GDPR Compliance Statement

The General Data Protection Regulation (GDPR) represents a significant overhaul of data protection law. It strengthens the rights of data subjects in relation to the uses that governments, businesses and other organization can make of their personal data and imposes new legal obligations on those organizations about how they hold and process personal data relating to their staff, customers, suppliers, and other stakeholders.

ProteqsIT LLC (“ProteqsIT”) and its products takes privacy very seriously and has undertaken an extensive GDPR-readiness program using both GDPR-trained internal resources and specialist external advisers. The purpose of this statement is to inform our clients about the steps that we have been taking by way of preparation.

ProteqsIT has undertaken an internal data-mapping exercise, in order to ascertain exactly what kinds of personal data we hold, the sources from which it is obtained, and how it is used. We have also undertaken a security audit to ensure that, where we hold and process personal data, there are appropriate technical and organizational measures in place to ensure that the data is protected. Our findings have been documented in order to help us comply with the GDPR’s accountability requirement.

The GDPR states that the processing of personal data is only lawful if it is done under one of the defined “lawful bases”: these include, for example, that the data subject has given consent to the processing, that the processing is necessary for the performance of a contract with the data subject, or that the processing is necessary for the purposes of the organization’s “legitimate interests”.

On the basis of the output from the information audit, ProteqsIT has identified an appropriate lawful basis for each kind of processing that we undertake, and these are documented in our privacy notices.

Our privacy notices have been updated to ensure that data subjects are properly informed about all the details that GDPR requires us to notify them about, such as the identity and contact details of ProteqsIT as the controller of the personal data; the contact details for the person responsible for data protection within the organization; the purposes of the processing, and the lawful basis for it; the “legitimate interests”, where this is the lawful basis of processing on which we are relying; and the existence of the data subject’s right (a) to request access to the personal data, (b) to request rectification or erasure of personal data, (c) to request that the processing is restricted, (d) to object to the processing and (e) to data portability.

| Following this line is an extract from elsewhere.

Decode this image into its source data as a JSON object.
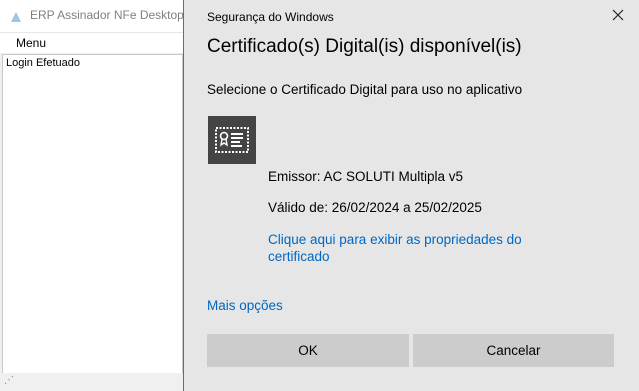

We have developed and implemented several new policies and procedures to ensure that we are able to respond efficiently to data protection issues. These include a new Privacy Policy which directs staff as to how personal data should be used, along with procedures for dealing with:

• Subject access requests
• Requests from data subjects to exercise their other rights under the GDPR, such as the “right to be forgotten” and the right to have inaccurate data rectified.
• Personal data breach incidents
• Objections to direct marketing.

We have developed a Data Protection Addendum to our standard terms of engagement, that addresses the GDPR’s requirements about contracts between data controllers and data processors where we are handling personal data on behalf of a client. In summary, the Addendum provides that:

• ProteqsIT will only process the personal data on the client’s written instructions;
• ProteqsIT will ensure that all personnel with access to the personal data treat it in confidence;
• ProteqsIT will put in place appropriate technical and organizational measures to protect against unauthorized or unlawful processing, and against accidental loss, destruction or damage;
• ProteqsIT will not engage a subcontractor as a third-party processor of the personal data without the client’s approval;
• ProteqsIT will assist the client in responding to requests from data subjects and in ensuring compliance with certain of the client’s other obligations under data protection law;
• ProteqsIT will delete or return personal data on termination of the relevant engagement;
• ProteqsIT will keep complete and accurate records and information to demonstrate its compliance, and allow for audits by the client or its representatives;
• ProteqsIT will inform the client if an instruction infringes data protection law; and
• ProteqsIT will not transfer any personal data outside the European Economic Area unless (a) the client’s prior written consent has been obtained, and (b) appropriate safeguards have been put in place for the personal data.

The inclusion of this Addendum means that our clients can be assured that, if ProteqsIT processes personal data on their behalf, it is being done on the basis of a contract that meets those requirements.

We will do our best to ensure that with effect from 25th May 2018, our contracts with any third-party companies that process personal data on our behalf include the relevant controller-processor clauses.